Repères biographiques

Prosper Jolyot de Crébillon
1674-1762

1674

13 janvier

Naissance de Prosper Jolyot à Dijon, de Melchior Jolyot, greffier en chef de la Chambre des comptes de Bourgogne et de Bresse, notaire royal, et Henriette Gagnard, fille du lieutenant-général au bailliage de Beaune.

16 janvier

Baptême en présence de Prosper Bauin, maître des comptes, et Anne de La Marre, épouse de Claude de Souver, conseiller au Parlement de Bourgogne, respectivement parrain et marraine du nouveau-né.

1686

3 octobre

Acquisition par Melchior Jolyot de la terre de Crais-Billon, près de Gevrey-Chambertin, au sud de Dijon ; cependant, le nom Jolyot de Crébillon n’apparaît pour la première fois qu’en 1707, sur l’acte de baptême de Claude-Prosper, premier fils du dramaturge.

[?]-ca. 1700

Humanités au collège des Godrans, à Dijon, puis au collège Mazarin. Études de droit à Besançon et à Paris : nomination comme avocat au Parlement.

ca. 1700-1703

Clerc dans l’étude de Me Louis Prieur, procureur au Châtelet, pour devenir greffier ; Prieur, homme de lettres par ailleurs, dirige Crébillon vers la carrière dramatique.

Fréquentation des sociétés littéraires et bachiques à la mode (café Procope et café Laurent) ; composition de chansons et poésies badines.

1705

Refus par les Comédiens Français de La Mort des enfants de Brutus, première tragédie du dramaturge (non conservée).

29 décembre

Première d’Idoménée ; succès se prolongeant sur 13 représentations, jusqu’au 6 février 1706 – l’acte V, qui avait déplu à la création, est refait en cinq jours. Les droits du texte ainsi que le produit de l’édition de la tragédie, parue début 1706 chez François Le Breton avec une dédicace à Louis III de Bourbon-Condé, petit-fils du Grand Condé, assurent à Crébillon un petit revenu personnel.

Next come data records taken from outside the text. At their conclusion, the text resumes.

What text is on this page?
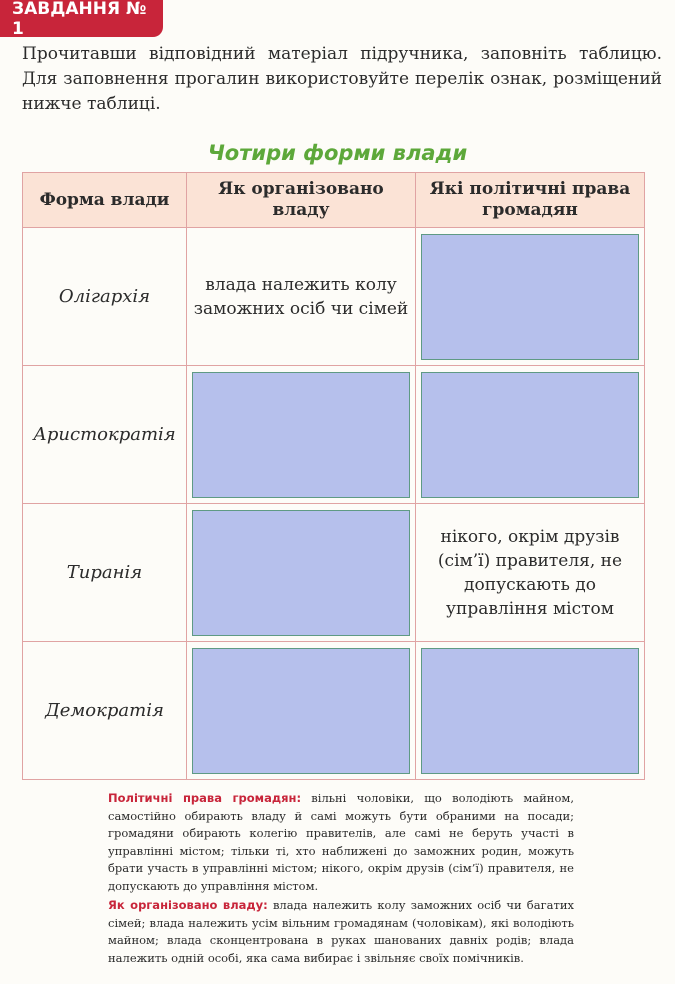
ЗАВДАННЯ № 1
Прочитавши відповідний матеріал підручника, заповніть таблицю. Для заповнення прогалин використовуйте перелік ознак, розміщений нижче таблиці.
Чотири форми влади
Форма влади	Як організовано владу	Які політичні права громадян
Олігархія	влада належить колу заможних осіб чи сімей	

Аристократія	

Тиранія		нікого, окрім друзів (сім’ї) правителя, не допускають до управління містом
Демократія	

Політичні права громадян: вільні чоловіки, що володіють майном, самостійно обирають владу й самі можуть бути обраними на посади; громадяни обирають колегію правителів, але самі не беруть участі в управлінні містом; тільки ті, хто наближені до заможних родин, можуть брати участь в управлінні містом; нікого, окрім друзів (сім’ї) правителя, не допускають до управління містом.

Як організовано владу: влада належить колу заможних осіб чи багатих сімей; влада належить усім вільним громадянам (чоловікам), які володіють майном; влада сконцентрована в руках шанованих давніх родів; влада належить одній особі, яка сама вибирає і звільняє своїх помічників.
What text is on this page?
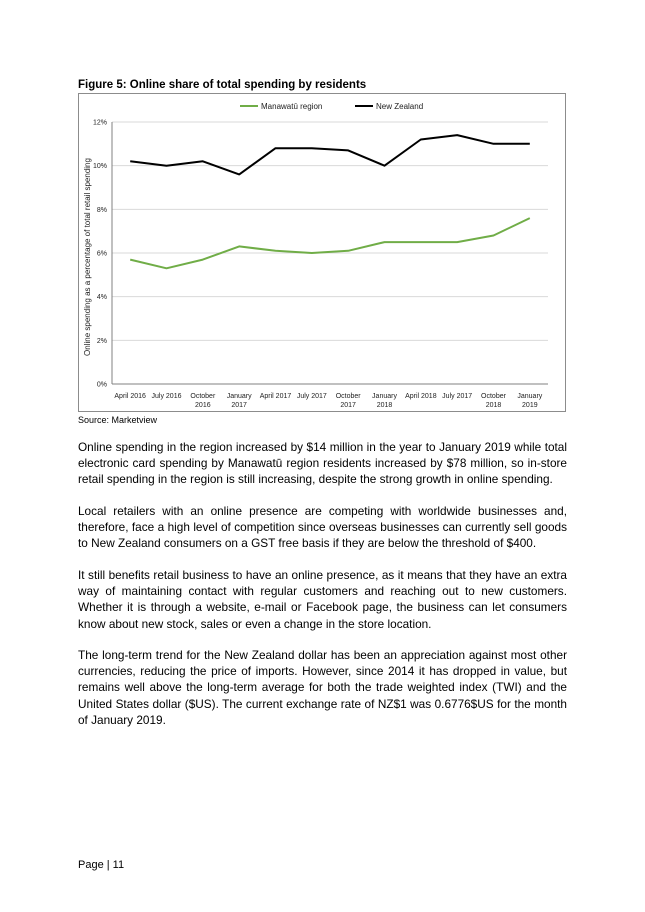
Figure 5: Online share of total spending by residents
Manawatū region	New Zealand
0%
2%
4%
6%
8%
10%
12%
April 2016 July 2016 October 2016
January 2017
April 2017 July 2017 October 2017
January 2018
April 2018 July 2017 October 2018
January 2019
Online spending as a percentage of total retail spending
Source: Marketview

Online spending in the region increased by $14 million in the year to January 2019 while total electronic card spending by Manawatū region residents increased by $78 million, so in-store retail spending in the region is still increasing, despite the strong growth in online spending.

Local retailers with an online presence are competing with worldwide businesses and, therefore, face a high level of competition since overseas businesses can currently sell goods to New Zealand consumers on a GST free basis if they are below the threshold of $400.

It still benefits retail business to have an online presence, as it means that they have an extra way of maintaining contact with regular customers and reaching out to new customers. Whether it is through a website, e-mail or Facebook page, the business can let consumers know about new stock, sales or even a change in the store location.

The long-term trend for the New Zealand dollar has been an appreciation against most other currencies, reducing the price of imports. However, since 2014 it has dropped in value, but remains well above the long-term average for both the trade weighted index (TWI) and the United States dollar ($US). The current exchange rate of NZ$1 was 0.6776$US for the month of January 2019.

Page | 11
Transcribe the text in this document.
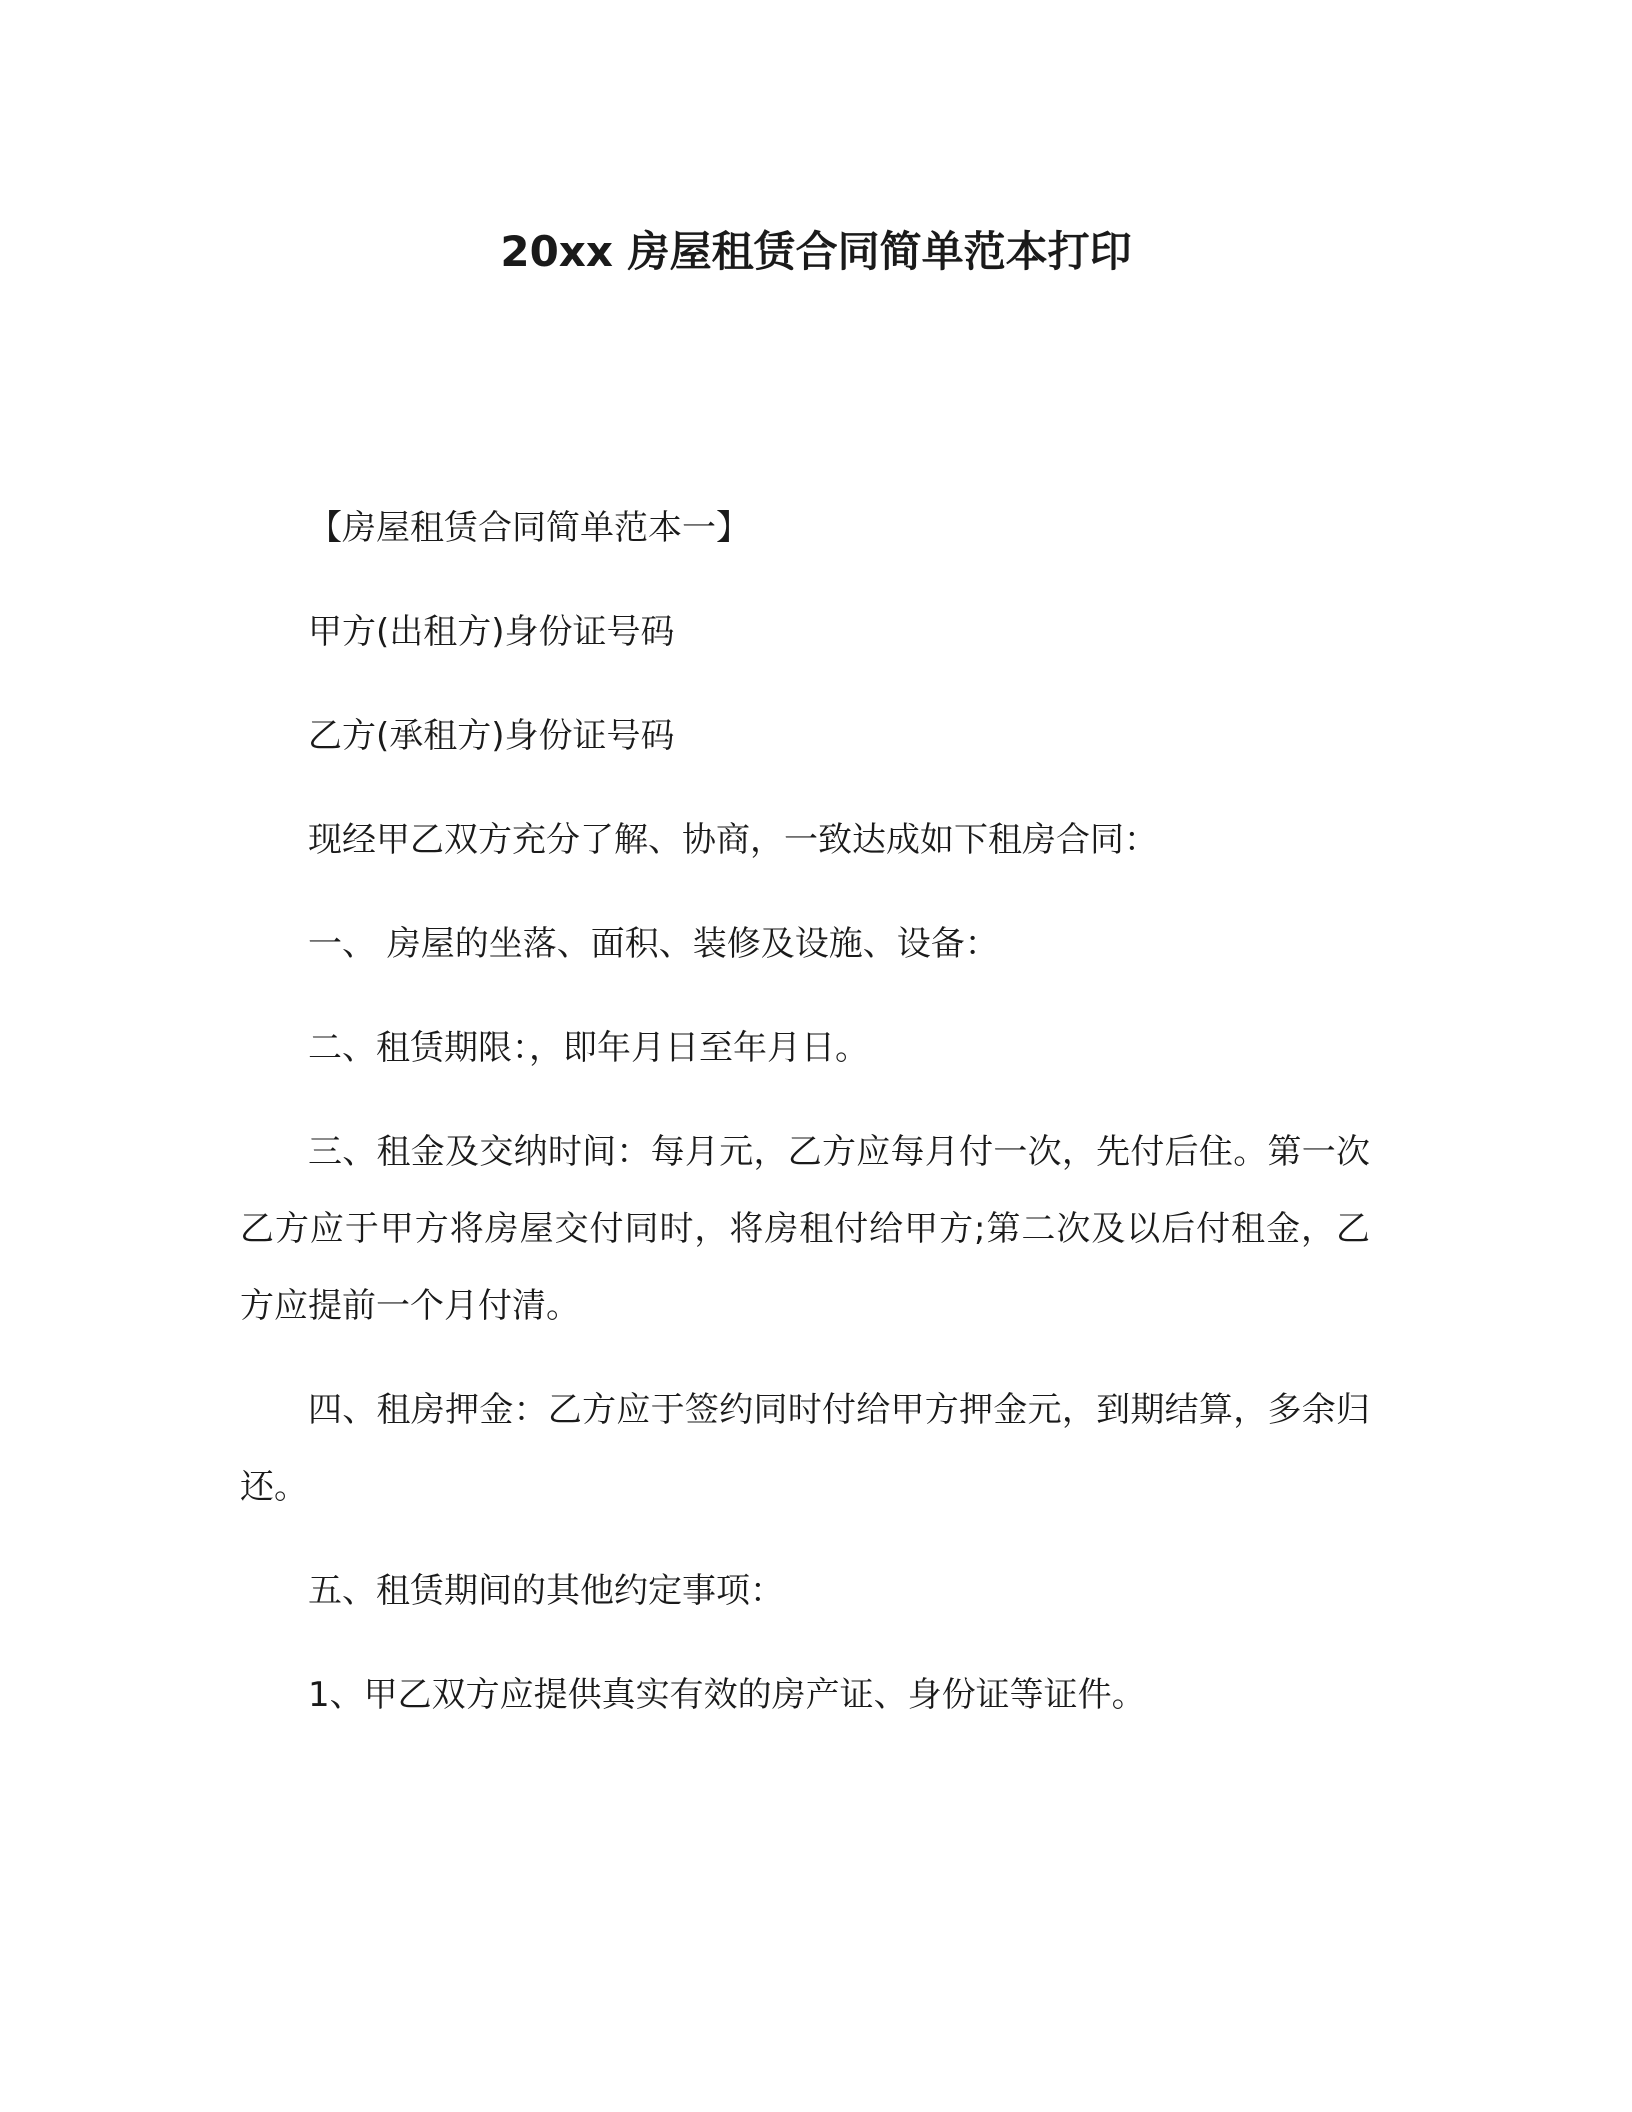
20xx 房屋租赁合同简单范本打印

【房屋租赁合同简单范本一】

甲方(出租方)身份证号码

乙方(承租方)身份证号码

现经甲乙双方充分了解、协商，一致达成如下租房合同：

一、 房屋的坐落、面积、装修及设施、设备：

二、租赁期限：，即年月日至年月日。

三、租金及交纳时间：每月元，乙方应每月付一次，先付后住。第一次乙方应于甲方将房屋交付同时，将房租付给甲方;第二次及以后付租金，乙方应提前一个月付清。

四、租房押金：乙方应于签约同时付给甲方押金元，到期结算，多余归还。

五、租赁期间的其他约定事项：

1、甲乙双方应提供真实有效的房产证、身份证等证件。
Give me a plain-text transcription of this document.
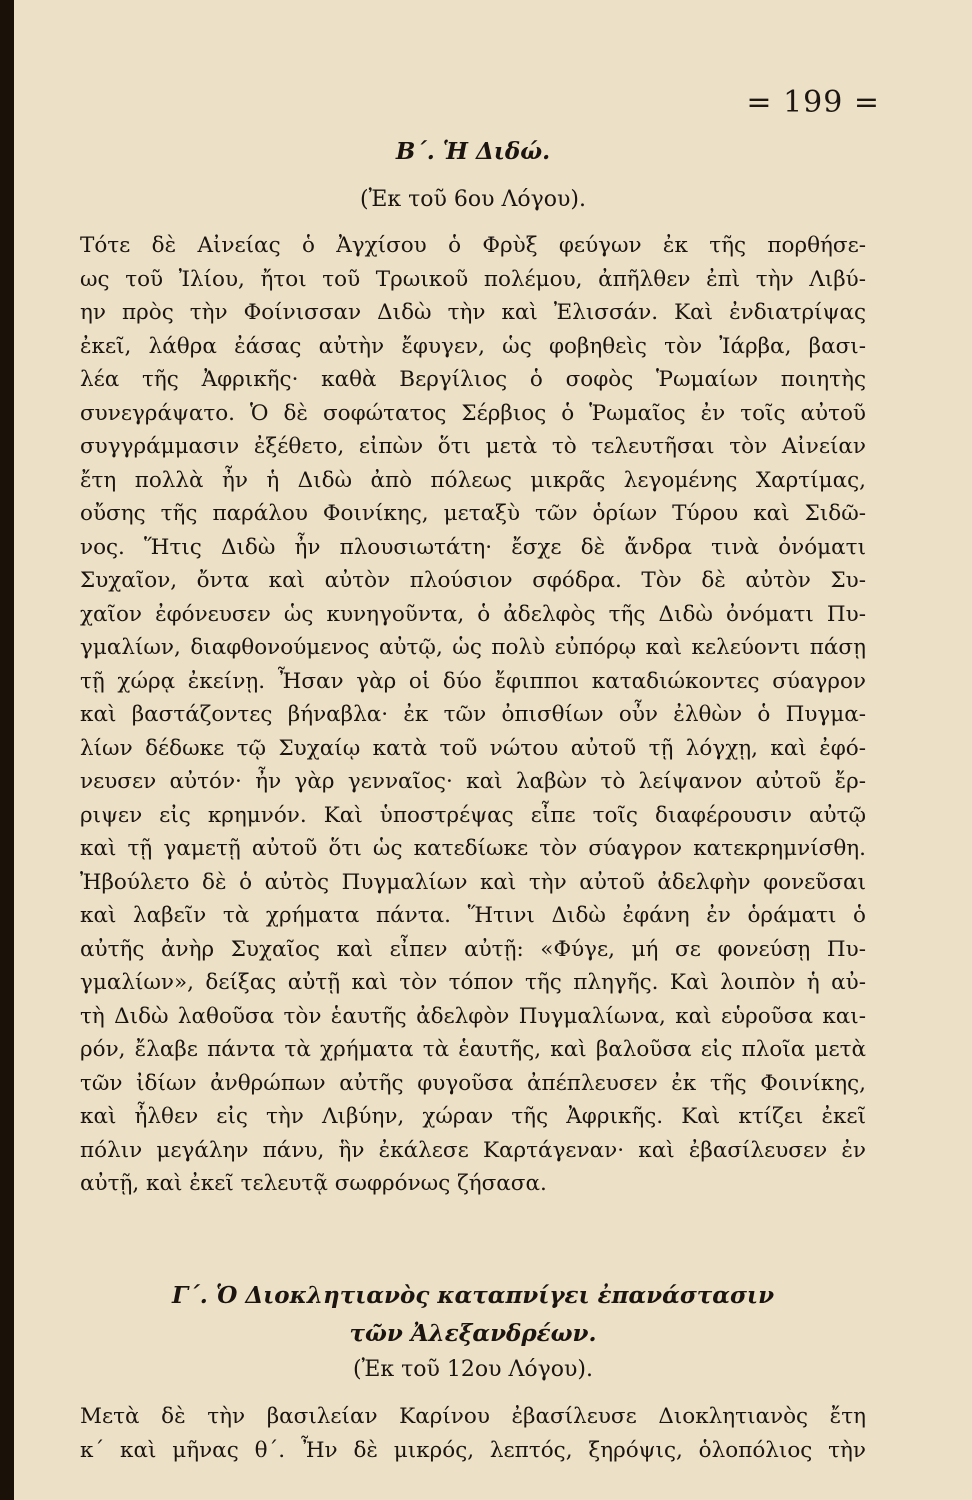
= 199 =
Β΄. Ἡ Διδώ.
(Ἐκ τοῦ 6ου Λόγου).
Τότε δὲ Αἰνείας ὁ Ἀγχίσου ὁ Φρὺξ φεύγων ἐκ τῆς πορθήσε-
ως τοῦ Ἰλίου, ἤτοι τοῦ Τρωικοῦ πολέμου, ἀπῆλθεν ἐπὶ τὴν Λιβύ-
ην πρὸς τὴν Φοίνισσαν Διδὼ τὴν καὶ Ἐλισσάν. Καὶ ἐνδιατρίψας
ἐκεῖ, λάθρα ἐάσας αὐτὴν ἔφυγεν, ὡς φοβηθεὶς τὸν Ἰάρβα, βασι-
λέα τῆς Ἀφρικῆς· καθὰ Βεργίλιος ὁ σοφὸς Ῥωμαίων ποιητὴς
συνεγράψατο. Ὁ δὲ σοφώτατος Σέρβιος ὁ Ῥωμαῖος ἐν τοῖς αὐτοῦ
συγγράμμασιν ἐξέθετο, εἰπὼν ὅτι μετὰ τὸ τελευτῆσαι τὸν Αἰνείαν
ἔτη πολλὰ ἦν ἡ Διδὼ ἀπὸ πόλεως μικρᾶς λεγομένης Χαρτίμας,
οὔσης τῆς παράλου Φοινίκης, μεταξὺ τῶν ὁρίων Τύρου καὶ Σιδῶ-
νος. Ἥτις Διδὼ ἦν πλουσιωτάτη· ἔσχε δὲ ἄνδρα τινὰ ὀνόματι
Συχαῖον, ὄντα καὶ αὐτὸν πλούσιον σφόδρα. Τὸν δὲ αὐτὸν Συ-
χαῖον ἐφόνευσεν ὡς κυνηγοῦντα, ὁ ἀδελφὸς τῆς Διδὼ ὀνόματι Πυ-
γμαλίων, διαφθονούμενος αὐτῷ, ὡς πολὺ εὐπόρῳ καὶ κελεύοντι πάσῃ
τῇ χώρᾳ ἐκείνῃ. Ἦσαν γὰρ οἱ δύο ἔφιπποι καταδιώκοντες σύαγρον
καὶ βαστάζοντες βήναβλα· ἐκ τῶν ὀπισθίων οὖν ἐλθὼν ὁ Πυγμα-
λίων δέδωκε τῷ Συχαίῳ κατὰ τοῦ νώτου αὐτοῦ τῇ λόγχῃ, καὶ ἐφό-
νευσεν αὐτόν· ἦν γὰρ γενναῖος· καὶ λαβὼν τὸ λείψανον αὐτοῦ ἔρ-
ριψεν εἰς κρημνόν. Καὶ ὑποστρέψας εἶπε τοῖς διαφέρουσιν αὐτῷ
καὶ τῇ γαμετῇ αὐτοῦ ὅτι ὡς κατεδίωκε τὸν σύαγρον κατεκρημνίσθη.
Ἠβούλετο δὲ ὁ αὐτὸς Πυγμαλίων καὶ τὴν αὐτοῦ ἀδελφὴν φονεῦσαι
καὶ λαβεῖν τὰ χρήματα πάντα. Ἥτινι Διδὼ ἐφάνη ἐν ὁράματι ὁ
αὐτῆς ἀνὴρ Συχαῖος καὶ εἶπεν αὐτῇ: «Φύγε, μή σε φονεύσῃ Πυ-
γμαλίων», δείξας αὐτῇ καὶ τὸν τόπον τῆς πληγῆς. Καὶ λοιπὸν ἡ αὐ-
τὴ Διδὼ λαθοῦσα τὸν ἑαυτῆς ἀδελφὸν Πυγμαλίωνα, καὶ εὑροῦσα και-
ρόν, ἔλαβε πάντα τὰ χρήματα τὰ ἑαυτῆς, καὶ βαλοῦσα εἰς πλοῖα μετὰ
τῶν ἰδίων ἀνθρώπων αὐτῆς φυγοῦσα ἀπέπλευσεν ἐκ τῆς Φοινίκης,
καὶ ἦλθεν εἰς τὴν Λιβύην, χώραν τῆς Ἀφρικῆς. Καὶ κτίζει ἐκεῖ
πόλιν μεγάλην πάνυ, ἣν ἐκάλεσε Καρτάγεναν· καὶ ἐβασίλευσεν ἐν
αὐτῇ, καὶ ἐκεῖ τελευτᾷ σωφρόνως ζήσασα.
Γ΄. Ὁ Διοκλητιανὸς καταπνίγει ἐπανάστασιν
τῶν Ἀλεξανδρέων.
(Ἐκ τοῦ 12ου Λόγου).
Μετὰ δὲ τὴν βασιλείαν Καρίνου ἐβασίλευσε Διοκλητιανὸς ἔτη
κ΄ καὶ μῆνας θ΄. Ἦν δὲ μικρός, λεπτός, ξηρόψις, ὁλοπόλιος τὴν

Première brouille avec Melchior Jolyot, qui désapprouve fortement ce choix d’une carrière dramatique.

1707

31 janvier

Mariage avec Marie-Charlotte Péaget (ou Péage), fille de Claude-François Péaget, maître-apothicaire et épicier de Paris ; ce mariage décidé à la hâte brouille définitivement Crébillon avec son père. Installation du couple place Maubert.

14-15 février

Naissance de Claude-Prosper, et baptême en l’église Saint-Étienne-du-Mont.

30

14 mars

Première d’Atrée et Thyeste (10 représentations jusqu’au 10 avril). Publication de la pièce en 1709, chez Pierre Ribou, avec une préface ; on prononce le surnom d’« Eschyle français »…

24 décembre

Mort de Melchior Jolyot ; transfert à Crébillon de la charge de greffier en chef de la Chambre des comptes de Bourgogne et de Bresse, ainsi que des gages, émoluments et autres droits afférents.

1708

14 décembre

Première d’Électre (14 représentations jusqu’au 12 janvier) ; publication de la tragédie en mai 1709, chez Pierre Ribou, avec une préface.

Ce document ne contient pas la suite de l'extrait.